目がかゆい。鼻が垂れる。頭がぼうっとして、次第に気持ちにも靄がかかる。春、好きだったのになあ。錠剤が苦手すぎて薬飲むこと自体が億劫な方なので、それ故に花粉の洗礼を直に受けている。
それにしても、医者からもらう目薬というのはすごい。市販のものと何が違うのかわからないけれど、スッと目から体に入ってくる感じがする。目で飲んでる感じ。あと染みない。それでいて効き目が長い。普段薬から縁遠い生活をしているから、この春に初めて実感した。ちなみに、この目薬は妻が病院でもらってきたものなので、僕のではない。人の目薬を借りて新しい発見をする。なんだかいやしい気もするけれど、知らない世界を知るきっかけというのは、外からやってくるものだったりする(と言い聞かせる)。
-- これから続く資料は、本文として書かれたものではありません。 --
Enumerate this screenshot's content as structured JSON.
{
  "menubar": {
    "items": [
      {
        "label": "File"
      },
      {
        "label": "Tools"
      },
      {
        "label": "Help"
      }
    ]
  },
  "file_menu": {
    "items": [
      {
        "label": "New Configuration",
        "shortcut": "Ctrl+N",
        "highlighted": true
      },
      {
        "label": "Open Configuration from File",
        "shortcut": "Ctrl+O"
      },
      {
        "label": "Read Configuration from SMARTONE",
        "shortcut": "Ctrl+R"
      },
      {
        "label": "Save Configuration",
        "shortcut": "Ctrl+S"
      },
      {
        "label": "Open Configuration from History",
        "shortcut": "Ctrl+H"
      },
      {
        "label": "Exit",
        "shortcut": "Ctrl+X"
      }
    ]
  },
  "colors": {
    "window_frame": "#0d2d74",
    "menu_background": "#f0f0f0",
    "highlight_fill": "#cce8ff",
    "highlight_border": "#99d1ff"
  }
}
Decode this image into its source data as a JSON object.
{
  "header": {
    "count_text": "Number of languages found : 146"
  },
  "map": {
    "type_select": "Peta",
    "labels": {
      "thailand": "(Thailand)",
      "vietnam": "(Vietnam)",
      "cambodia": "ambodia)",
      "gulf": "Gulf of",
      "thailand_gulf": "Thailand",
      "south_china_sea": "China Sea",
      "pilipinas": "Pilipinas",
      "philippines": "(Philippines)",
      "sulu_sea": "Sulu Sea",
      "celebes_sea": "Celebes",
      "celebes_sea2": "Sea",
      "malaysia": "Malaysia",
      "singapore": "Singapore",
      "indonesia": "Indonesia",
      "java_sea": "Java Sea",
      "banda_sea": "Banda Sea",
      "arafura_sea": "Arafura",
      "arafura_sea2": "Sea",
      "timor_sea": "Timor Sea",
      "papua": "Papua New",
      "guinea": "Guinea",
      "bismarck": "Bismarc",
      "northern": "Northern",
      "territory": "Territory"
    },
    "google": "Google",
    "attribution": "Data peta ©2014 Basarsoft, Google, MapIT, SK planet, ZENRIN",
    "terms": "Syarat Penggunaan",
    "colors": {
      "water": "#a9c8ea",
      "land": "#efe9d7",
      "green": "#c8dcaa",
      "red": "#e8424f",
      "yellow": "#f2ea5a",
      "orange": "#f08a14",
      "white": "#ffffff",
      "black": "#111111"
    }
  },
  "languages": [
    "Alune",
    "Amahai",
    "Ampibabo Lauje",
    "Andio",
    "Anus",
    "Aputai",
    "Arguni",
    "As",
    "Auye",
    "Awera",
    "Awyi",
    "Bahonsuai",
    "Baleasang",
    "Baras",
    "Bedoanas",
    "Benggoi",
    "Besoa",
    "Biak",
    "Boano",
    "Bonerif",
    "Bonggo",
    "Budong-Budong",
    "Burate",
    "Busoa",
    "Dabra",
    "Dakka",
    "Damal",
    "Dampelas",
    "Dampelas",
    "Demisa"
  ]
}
季節そのものに対して、どことなくものさびしさを感じるようになった。春に限らず、歳を重ねるに連れて季節を素直に喜べなくなっていく。夏はうだるような暑さに伏せ、秋はきたる冷え込みに心がきゅっとなる。冬は冬で雪に憂う気持ちを抱き、あたたかさを運んでくる春さえもなんだか嬉しくない。子どもの、何もかも新しくて鮮やかに映っていたあの頃。振り返れば、夏の暑さも冬の寒さも心から楽しんでいたのに、それがいつからか外の刺激を避けるように、箱に収まったような感覚がある。
昨年、絵の展示をしたときに「からっぽ」というタイトルを自分でつけた。その頃は、自分の内に何もない気がしていた。花を見て「楽しそう」とか、空を見て「高いな」とか、そういう琴線は昔からはっきりとある方だと思う。けれど時折、理由もなく胸の奥が真っ暗になって、琴線も何もないような感覚に陥って、しばしば不安になる。
からっぽな僕がする表現は身のあるものになるのか、そもそも表現をすること自体許されるのか。決して床に臥すくらい落ち込むわけではないけれど、どうにもこうにも、今にも未来にも光を感じられなくなる瞬間。けれどきっと、そのからっぽな瞬間があるからこそ、表現の根源的なエネルギーにつながっているのかもしれない。展示はそんなことを思いながら、ある少年が自分の内なる感情を探し、時に周りに教えてもらう小さな絵本に仕立て、イラストを抜き出して飾った。
「このからっぽで、何を味わおう。」
普段なら筆を持たないことを選んでしまう、そんなタイミングで、自分を受け入れてあげたくて形になった表現だったのだなと、絵本の最後の一文を読み返して思う。
朝、出勤までの道を少し遠回りして、近くにある小学校の横を通ってみる。8分咲きといった頃合いの桜の下を、子どもが駆けまわる。季節を胸いっぱい吸い込んで、体力の限り目一杯駆けまわっている。くったくのない遊びごころが羨ましい。きっとこの子たちは、自分の箱の形なんてまだ知らない。むしろ箱をつくるように、ただ素直に遊んでいる。
経験が増えれば増えるほど、自分の箱の大きさや形がわかってくる。大人はそうやって要領を得ていくものなのだろう。自分が「からっぽ」と感じられるということは、自分の箱の大きさを知っているという意味では経験を積んできた証なのかもしれない。けれど、要領ばかりよくなってはどんどん箱の中にとどまってしまうじゃないか。「からっぽ」な状態に惑わされずに、箱から飛び出す遊びごころ。青空のもと子どもが遊ぶ風景から、大切なことを教わった気がした。
季節のものさびしさを憂う前に、箱に収まる前に、もっと前のめりに童心にかえって楽しむことができたら。この春から、仕事も生活も、もっと無邪気に駆けまわってみようと思う。せっかくからっぽなのであれば。